NYC Bite: Canelé by Céline
The canelé has very humble beginnings. Back in the 1600s, nuns in a small convent in the Bordeaux region of France (south western France) baked the first canelé. This simple pastry was made mostly from egg yolks, which neighboring wine producers had donated to the convent. The wine industry dominated Bordeaux, and since all the winemakers needed egg whites to clarify their product, there were a heck of a lot of leftover egg yolks going to the convent. So, the clever nuns baked canelés in masses and offered them to poor children. The kids loved them (and I bet the adults did too), and thus, the canelé was born.
Over time, the canelé has evolved--most notably, chefs started to bake the little treats with rum and vanilla beans (much fancier than the nuns' original creation). With this enhancement, a large canelé market emerged in major French cities, such as Paris and Marseilles. Soon enough, the canelé made its way around the world, charming consumers from Asia to America, and everywhere in between.
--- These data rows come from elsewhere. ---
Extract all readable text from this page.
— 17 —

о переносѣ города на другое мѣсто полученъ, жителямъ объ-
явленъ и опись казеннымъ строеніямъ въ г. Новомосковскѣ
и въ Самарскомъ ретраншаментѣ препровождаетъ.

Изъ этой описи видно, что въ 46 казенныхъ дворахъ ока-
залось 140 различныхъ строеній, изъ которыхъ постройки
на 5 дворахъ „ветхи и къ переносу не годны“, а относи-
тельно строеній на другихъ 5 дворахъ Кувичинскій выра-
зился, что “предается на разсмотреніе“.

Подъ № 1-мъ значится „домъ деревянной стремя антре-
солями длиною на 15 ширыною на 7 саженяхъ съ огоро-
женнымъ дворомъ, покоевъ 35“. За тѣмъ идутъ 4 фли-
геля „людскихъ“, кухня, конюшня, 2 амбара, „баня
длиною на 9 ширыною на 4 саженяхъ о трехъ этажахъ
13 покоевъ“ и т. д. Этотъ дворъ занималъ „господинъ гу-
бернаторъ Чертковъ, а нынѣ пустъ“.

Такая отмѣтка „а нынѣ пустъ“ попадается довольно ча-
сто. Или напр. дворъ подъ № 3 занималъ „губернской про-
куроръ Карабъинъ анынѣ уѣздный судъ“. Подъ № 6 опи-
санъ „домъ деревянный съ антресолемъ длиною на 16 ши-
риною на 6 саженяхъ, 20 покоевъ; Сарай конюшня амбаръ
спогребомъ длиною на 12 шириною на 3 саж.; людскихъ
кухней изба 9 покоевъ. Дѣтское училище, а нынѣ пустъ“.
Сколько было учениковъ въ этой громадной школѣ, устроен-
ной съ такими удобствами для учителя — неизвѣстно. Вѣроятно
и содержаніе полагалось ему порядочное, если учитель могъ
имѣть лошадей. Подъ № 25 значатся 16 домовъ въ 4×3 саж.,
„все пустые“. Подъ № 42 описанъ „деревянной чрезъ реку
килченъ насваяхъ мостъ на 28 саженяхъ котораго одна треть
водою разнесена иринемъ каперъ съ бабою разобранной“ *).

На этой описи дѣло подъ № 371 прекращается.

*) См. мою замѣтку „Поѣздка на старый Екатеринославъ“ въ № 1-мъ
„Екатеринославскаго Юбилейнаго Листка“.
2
Now, the canelé is experiencing a new wave of popularity, inspired by boutiques such as Canelé by Céline. The chef, Céline Legros, has put her own twist on the classic pastry. She sells her canelés in mini sizes and has perfected recipes for over twenty flavors, both sweet and savory. As of now, this is the only exclusively canelé bakery in NYC. But that doesn't mean they're the only people selling canelés. For instance, Dominique Ansel Bakery sells its own version of the canelé. During my time working there, I saw the pastry's popularity slowly increase--and for good reason.
Canelés--at least the good ones--have a caramelized, almost-burnt exterior that gives way to a light, custardy interior. Traditionally, the interior is flavored with vanilla and rum, but Céline is breaking down that barrier with flavors ranging from pistachio to lemon, or even more eclectic, parmesan to chorizo. My personal favorite is the dark chocolate canelé, which is very rich in both texture and flavor. The moist dark chocolate interior works perfectly inside of the crisp, sweet casing. And remember, these canelés are bite-size, so their richness wont bother you at all. As for the savory canelés, I wasn't as impressed. Because the idea is so innovative, they're surely worth a try, but the flavor combinations work better in the sweet canelés. (Pictured below: Caramel, Dark Chocolate, and Pistachio).
Overall, Canelé by Céline is an interesting and outstanding bakery that is pushing the limits on its specialty pastry. The sweet canelés are some of the best desserts around. In the words of Eric Ripert, chef and owner of Le Bernardin, "Céline’s canelés are exceptional for their size and for the perfection achieved between the crunchy exterior and creaminess of the inside.” As the selected supplier of Ruinart, Nespresso Café, and Christofle, you better believe that Canelé by Céline is worth a try.